Public Comment

Time for Immediate Repeal of Don't Ask, Don't Tell Military Policy

By Ralph E. Stone
Tuesday June 01, 2010 - 11:47:00 AM

I applaud the recent U.S. House of Representative vote to repeal of the 1993 "don't ask, don't tell" policy that allows homosexuals to serve in the military only if they don't disclose their sexual orientation. The House vote came after a similar vote in the U.S. Senate Armed Services Committee. I object, however, that the repeal, if passed, will not be immediate. Rather repeal will go into effect only after the $5 million Pentagon study is received on December 1 and after the President, the Secretary of Defense, and the Joint Chiefs of Staff certify that the repeal. I only wish President Obama had fulfilled his campaign pledge by repealing the policy by executive order after becoming president.  

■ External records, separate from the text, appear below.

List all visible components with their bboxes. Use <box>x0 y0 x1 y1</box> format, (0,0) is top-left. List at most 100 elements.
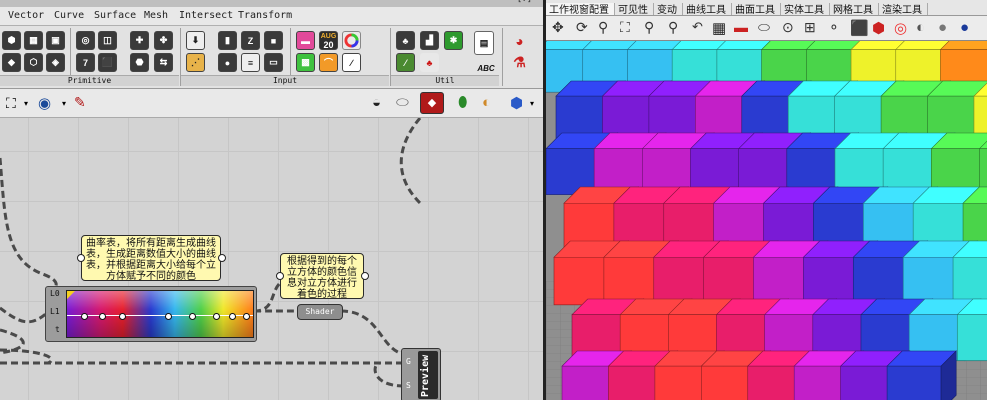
param-uv-icon[interactable]: ✤ <box>154 31 173 50</box>
preview-wire-icon[interactable]: ◒ <box>372 94 381 111</box>
color-wheel-icon[interactable]: ◎ <box>894 19 911 37</box>
gradient-grip[interactable] <box>229 313 236 320</box>
tab-viewport-layout[interactable]: 工作视窗配置 <box>546 3 615 15</box>
input-graph-icon[interactable]: ⌒ <box>319 53 338 72</box>
input-value-list-icon[interactable]: ▭ <box>264 53 283 72</box>
shader-component[interactable]: Shader <box>297 304 343 320</box>
light-bulb-icon[interactable]: ⚬ <box>828 19 845 36</box>
zoom-extents-icon[interactable]: ⚲ <box>668 19 685 36</box>
menu-mesh[interactable]: Mesh <box>144 10 168 21</box>
tab-visibility[interactable]: 可见性 <box>615 3 654 15</box>
sketch-icon[interactable]: ✎ <box>74 94 86 111</box>
input-swatch-icon[interactable]: ▬ <box>296 31 315 50</box>
tab-mesh-tools[interactable]: 网格工具 <box>830 3 879 15</box>
preview-selected-icon[interactable]: ◆ <box>420 92 444 114</box>
cplane-icon[interactable]: ⊙ <box>782 19 799 36</box>
chevron-down-icon[interactable]: ▾ <box>530 99 534 108</box>
material-icon[interactable]: ◐ <box>482 94 491 111</box>
util-chart-icon[interactable]: ▟ <box>420 31 439 50</box>
preview-component[interactable]: G S Preview <box>401 348 441 400</box>
param-shape-icon[interactable]: ◆ <box>2 53 21 72</box>
param-text-icon[interactable]: ⬛ <box>98 53 117 72</box>
bake-icon[interactable]: ⬮ <box>458 94 467 111</box>
menu-surface[interactable]: Surface <box>94 10 136 21</box>
rotate-view-icon[interactable]: ⟳ <box>576 19 593 36</box>
tab-curve-tools[interactable]: 曲线工具 <box>683 3 732 15</box>
zoom-window-icon[interactable]: ⛶ <box>620 19 637 36</box>
util-globe-icon[interactable]: ✱ <box>444 31 463 50</box>
tab-transform[interactable]: 变动 <box>654 3 683 15</box>
param-abc-box-icon[interactable]: ▣ <box>46 31 65 50</box>
cube[interactable] <box>886 350 957 400</box>
eye-icon[interactable]: ◉ <box>38 94 51 112</box>
properties-icon[interactable]: ⬢ <box>872 19 889 37</box>
param-hex-icon[interactable]: ⬢ <box>2 31 21 50</box>
display-icon[interactable]: ⬢ <box>510 94 523 112</box>
param-path-icon[interactable]: ⇆ <box>154 53 173 72</box>
param-bool-icon[interactable]: ◫ <box>98 31 117 50</box>
tab-surface-tools[interactable]: 曲面工具 <box>732 3 781 15</box>
gradient-grip[interactable] <box>119 313 126 320</box>
gradient-grip[interactable] <box>81 313 88 320</box>
util-flask-icon[interactable]: ⚗ <box>510 53 529 72</box>
zoom-selected-icon[interactable]: ⚲ <box>644 19 661 36</box>
undo-view-icon[interactable]: ↶ <box>692 19 709 36</box>
zoom-icon[interactable]: ⚲ <box>598 19 615 36</box>
preview-shaded-icon[interactable]: ⬭ <box>396 94 409 111</box>
calendar-icon[interactable]: AUG 20 <box>319 31 338 50</box>
input-button-icon[interactable]: ■ <box>264 31 283 50</box>
named-view-icon[interactable]: ⊞ <box>804 19 821 36</box>
gradient-grip[interactable] <box>99 313 106 320</box>
param-cross-icon[interactable]: ✚ <box>130 31 149 50</box>
gradient-grip[interactable] <box>243 313 250 320</box>
car-icon[interactable]: ▬ <box>734 19 751 36</box>
input-download-icon[interactable]: ⬇ <box>186 31 205 50</box>
menu-vector[interactable]: Vector <box>8 10 44 21</box>
select-icon[interactable]: ⛶ <box>6 95 16 112</box>
util-graph-icon[interactable]: ⁄ <box>396 53 415 72</box>
four-view-icon[interactable]: ▦ <box>712 19 729 37</box>
param-hex2-icon[interactable]: ⬡ <box>24 53 43 72</box>
menu-curve[interactable]: Curve <box>54 10 84 21</box>
input-toggle-icon[interactable]: ▮ <box>218 31 237 50</box>
rendered-sphere-icon[interactable]: ● <box>960 19 977 36</box>
wire-sphere-icon[interactable]: ◐ <box>916 19 933 36</box>
chevron-down-icon[interactable]: ▾ <box>24 99 28 108</box>
input-matrix-icon[interactable]: ▩ <box>296 53 315 72</box>
input-circle-icon[interactable]: ● <box>218 53 237 72</box>
param-cycle-icon[interactable]: ◎ <box>76 31 95 50</box>
util-tree-icon[interactable]: ♣ <box>396 31 415 50</box>
input-graph-mapper-icon[interactable]: ∕ <box>342 53 361 72</box>
menu-intersect[interactable]: Intersect <box>179 10 233 21</box>
param-data-icon[interactable]: ⬣ <box>130 53 149 72</box>
tab-render-tools[interactable]: 渲染工具 <box>879 3 928 15</box>
gradient-grip[interactable] <box>189 313 196 320</box>
util-sphere-icon[interactable]: ◕ <box>510 31 529 50</box>
input-panel-icon[interactable]: Z <box>241 31 260 50</box>
gradient-color-bar[interactable] <box>66 290 254 338</box>
shaded-sphere-icon[interactable]: ● <box>938 19 955 36</box>
set-view-icon[interactable]: ⬭ <box>758 19 775 36</box>
pan-icon[interactable]: ✥ <box>552 19 569 36</box>
param-number-icon[interactable]: 7 <box>76 53 95 72</box>
util-cherry-icon[interactable]: ♣ <box>420 53 439 72</box>
param-shape2-icon[interactable]: ◈ <box>46 53 65 72</box>
menu-transform[interactable]: Transform <box>238 10 292 21</box>
layer-icon[interactable]: ⬛ <box>850 19 869 37</box>
chevron-down-icon[interactable]: ▾ <box>62 99 66 108</box>
annotation-note-shading[interactable]: 根据得到的每个立方体的颜色信息对立方体进行着色的过程 <box>280 253 364 300</box>
input-slider-icon[interactable]: ⋰ <box>186 53 205 72</box>
gradient-grip[interactable] <box>165 313 172 320</box>
tab-solid-tools[interactable]: 实体工具 <box>781 3 830 15</box>
util-panel-icon[interactable]: ▤ <box>474 31 494 55</box>
gh-canvas[interactable]: 曲率表，将所有距离生成曲线表，生成距离数值大小的曲线表，并根据距离大小给每个立方… <box>0 118 543 400</box>
util-abc-icon[interactable]: ABC <box>474 60 498 76</box>
gradient-component[interactable]: L0 L1 t <box>45 286 257 342</box>
cube[interactable] <box>930 132 987 196</box>
colour-wheel-icon[interactable] <box>342 31 361 50</box>
rhino-viewport[interactable] <box>546 41 987 400</box>
input-list-icon[interactable]: ≡ <box>241 53 260 72</box>
gradient-grip[interactable] <box>213 313 220 320</box>
annotation-note-curvature[interactable]: 曲率表，将所有距离生成曲线表，生成距离数值大小的曲线表，并根据距离大小给每个立方… <box>81 235 221 282</box>
param-grid-icon[interactable]: ▦ <box>24 31 43 50</box>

What happens if the study recommends against repeal?  

What's to certify and study anyway? Consider there are about 30 countries in the world, including nearly all of the NATO members, as well as South Africa, Brazil, and the Philippines that allow homosexuals to serve openly in the military. And on May 16, 2010, representatives from Great Britain, Canada, Australia, Israel, and the Netherlands met at the Brookings Institute to discuss how the militaries in those countries handled allowing gays and lesbians to serve in their militaries. The consensus was that, in spite of concerns before the change, when gays and lesbians were allowed to serve, it was a non-issue.  

In 2000, Aaron Belkin, a political science professor at the University of California, Santa Barbara, and Melissa Sheridan Embser-Herbert, a veteran of the U.S. Army and Army Reserve, and Professor and Chair, Department of Sociology at Hamline University in Saint Paul, Minnesota, co-authored an exhaustive 44-page study on Canada, which, after a series of lawsuits in 1991, changed its policies to allow gays to openly serve in the military. The study, which at the time was regarded as the most comprehensive academic study of homosexuality in a foreign military ever completed, concluded that the change in policy had "not led to any change in military performance, unit cohesion, or discipline." 

A recent poll showed that 75 percent of Americans support openly gay people serving in the U.S. military. 

Then why a study? Probably because Congressional leaders and the White House are trying to appease homophobic Congresspersons who will ultimately oppose the repeal anyway.  

Repeal "don't ask, don't tell" immediately. It is the right thing to do.